Overall, this model offers a statistical tool for risk management and portfolio allocation in modern financial markets. It unifies time-varying parameters of realized volatility and jump variation within a full Bayesian posterior framework. While the BtvGARCH-Itô demonstrates strong performance in modeling volatility dynamics of high-frequency financial market returns, this study has several limitations. It focuses on only two assets, assumes time-invariant parameters for some components, and uses fixed bandwidths. Forecasts and risk measures rely on posterior estimates, which may be sensitive to data quality, priors, or structural breaks. Practical implementation of the model for multivariate or high-frequency applications involves substantial computational cost. Moreover, generalization to other markets or asset classes should be undertaken cautiously, as market microstructures, regulatory regimes, or extreme events may affect model performance. Future research could extend the model to multivariate settings to explore volatility spillovers and co-jumps, incorporate heavy-tailed distributions to better capture extreme events, or include macro-financial covariates to enhance forecasting accuracy.

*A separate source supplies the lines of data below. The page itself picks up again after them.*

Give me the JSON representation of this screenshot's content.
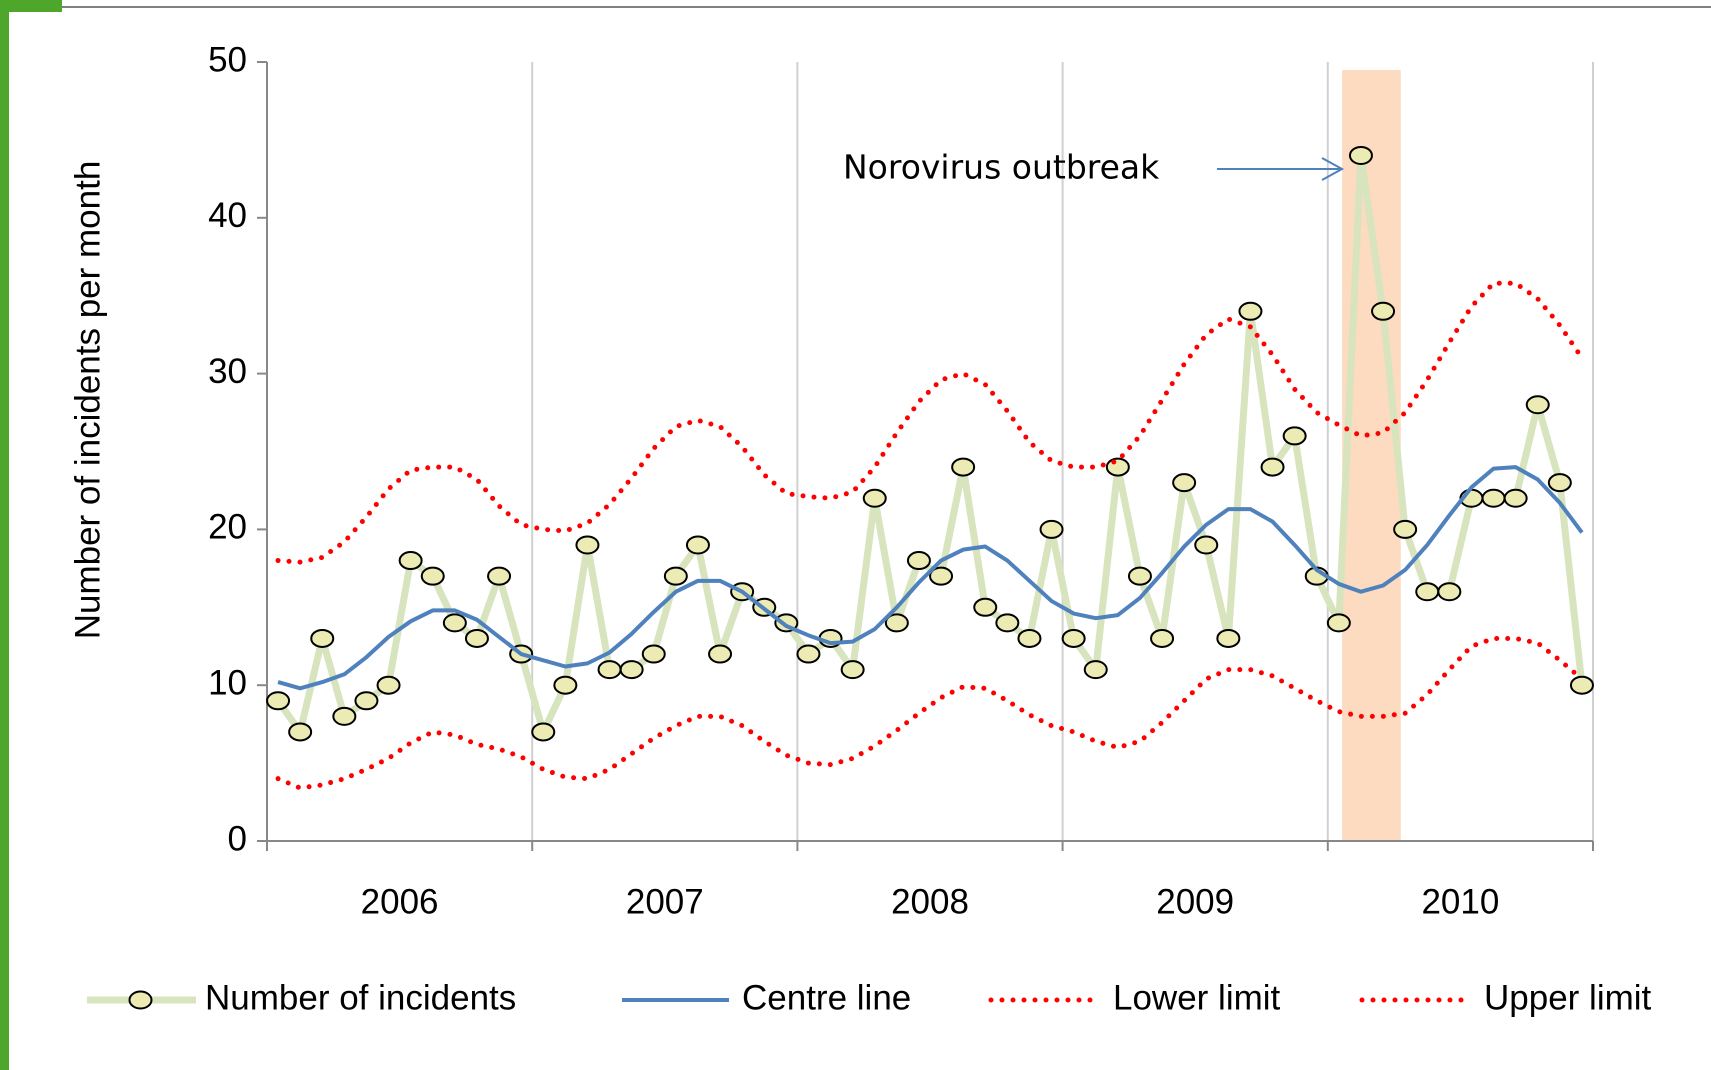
{
  "chart_data": {
    "type": "line",
    "y_label": "Number of incidents per month",
    "years": [
      "2006",
      "2007",
      "2008",
      "2009",
      "2010"
    ],
    "annotation": "Norovirus outbreak",
    "ylim": [
      0,
      50
    ],
    "yticks": [
      0,
      10,
      20,
      30,
      40,
      50
    ],
    "grid": true,
    "series": [
      {
        "name": "Number of incidents",
        "color": "#d7e4bd",
        "style": "markers",
        "values": [
          9,
          7,
          13,
          8,
          9,
          10,
          18,
          17,
          14,
          13,
          17,
          12,
          7,
          10,
          19,
          11,
          11,
          12,
          17,
          19,
          12,
          16,
          15,
          14,
          12,
          13,
          11,
          22,
          14,
          18,
          17,
          24,
          15,
          14,
          13,
          20,
          13,
          11,
          24,
          17,
          13,
          23,
          19,
          13,
          34,
          24,
          26,
          17,
          14,
          44,
          34,
          20,
          16,
          16,
          22,
          22,
          22,
          28,
          23,
          10
        ]
      },
      {
        "name": "Centre line",
        "color": "#4f81bd",
        "style": "solid",
        "values": [
          10.2,
          9.8,
          10.2,
          10.7,
          11.8,
          13.1,
          14.1,
          14.8,
          14.8,
          14.2,
          13.1,
          12.0,
          11.6,
          11.2,
          11.4,
          12.1,
          13.3,
          14.7,
          16.0,
          16.7,
          16.7,
          16.0,
          14.9,
          13.8,
          13.2,
          12.7,
          12.8,
          13.6,
          15.0,
          16.6,
          18.0,
          18.7,
          18.9,
          18.0,
          16.7,
          15.4,
          14.6,
          14.3,
          14.5,
          15.6,
          17.2,
          18.9,
          20.3,
          21.3,
          21.3,
          20.5,
          19.0,
          17.4,
          16.5,
          16.0,
          16.4,
          17.4,
          19.0,
          20.9,
          22.7,
          23.9,
          24.0,
          23.2,
          21.7,
          19.8
        ]
      },
      {
        "name": "Lower limit",
        "color": "#ff0000",
        "style": "dotted",
        "values": [
          4,
          3.4,
          3.6,
          4.0,
          4.6,
          5.3,
          6.3,
          7.0,
          6.8,
          6.2,
          5.9,
          5.4,
          4.6,
          4.1,
          4.0,
          4.6,
          5.6,
          6.6,
          7.4,
          8.0,
          8.0,
          7.4,
          6.4,
          5.5,
          5.0,
          4.9,
          5.3,
          6.1,
          7.1,
          8.2,
          9.2,
          9.9,
          9.8,
          9.0,
          8.1,
          7.4,
          7.0,
          6.4,
          6.0,
          6.4,
          7.6,
          9.0,
          10.4,
          11.0,
          11.0,
          10.6,
          9.8,
          9.0,
          8.3,
          8.0,
          8.0,
          8.2,
          9.4,
          11.0,
          12.5,
          13.0,
          13.0,
          12.7,
          11.6,
          10.4
        ]
      },
      {
        "name": "Upper limit",
        "color": "#ff0000",
        "style": "dotted",
        "values": [
          18,
          17.9,
          18.2,
          19.2,
          20.8,
          22.6,
          23.8,
          24.0,
          24.0,
          23.2,
          21.5,
          20.3,
          20.0,
          19.9,
          20.4,
          21.6,
          23.3,
          25.2,
          26.6,
          27.0,
          26.6,
          25.3,
          23.5,
          22.3,
          22.1,
          22.0,
          22.4,
          24.0,
          26.2,
          28.2,
          29.6,
          30.0,
          29.3,
          27.6,
          25.6,
          24.4,
          24.0,
          24.0,
          24.4,
          26.0,
          28.3,
          30.6,
          32.5,
          33.5,
          33.0,
          31.2,
          29.0,
          27.5,
          26.7,
          26.0,
          26.2,
          27.5,
          29.6,
          32.0,
          34.3,
          35.8,
          35.8,
          34.8,
          33.1,
          31.0
        ]
      }
    ]
  }
}
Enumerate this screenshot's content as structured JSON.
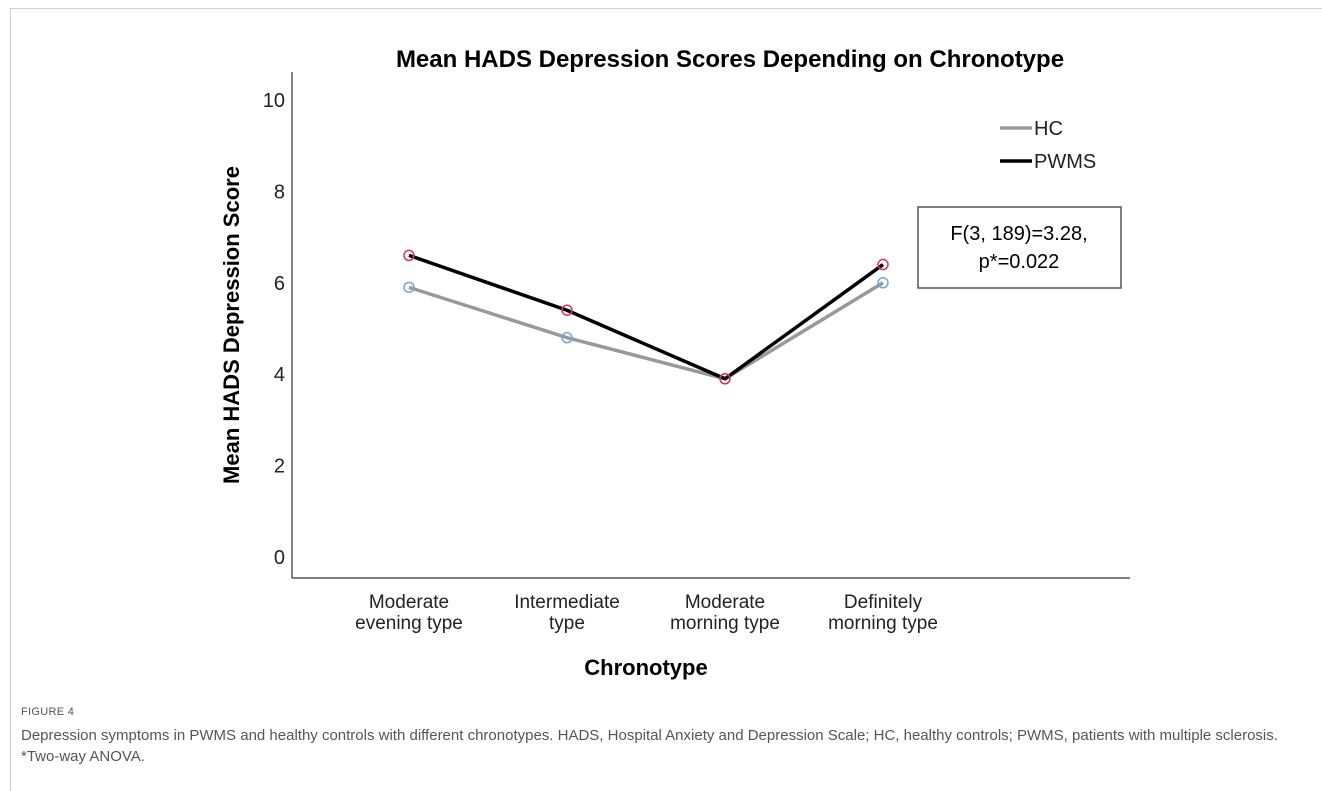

The BtvGARCH-Itô is just the first step, and several directions remain open. In financial markets, assets move together, so extending this model to a multivariate setting would benefit further volatility spillovers and co-jumps, which are essential for portfolio risk assessment and cross-asset dynamics for investors. In practical applications, a fixed bandwidth might limit flexibility. Thus, allowing data-driven bandwidths could improve the accuracy of time-varying coefficient estimates. As fat tails exist in financial returns, incorporating heavy-tailed or skewed distributions, for example, Student-t distribution, may better catch extreme events or price jumps.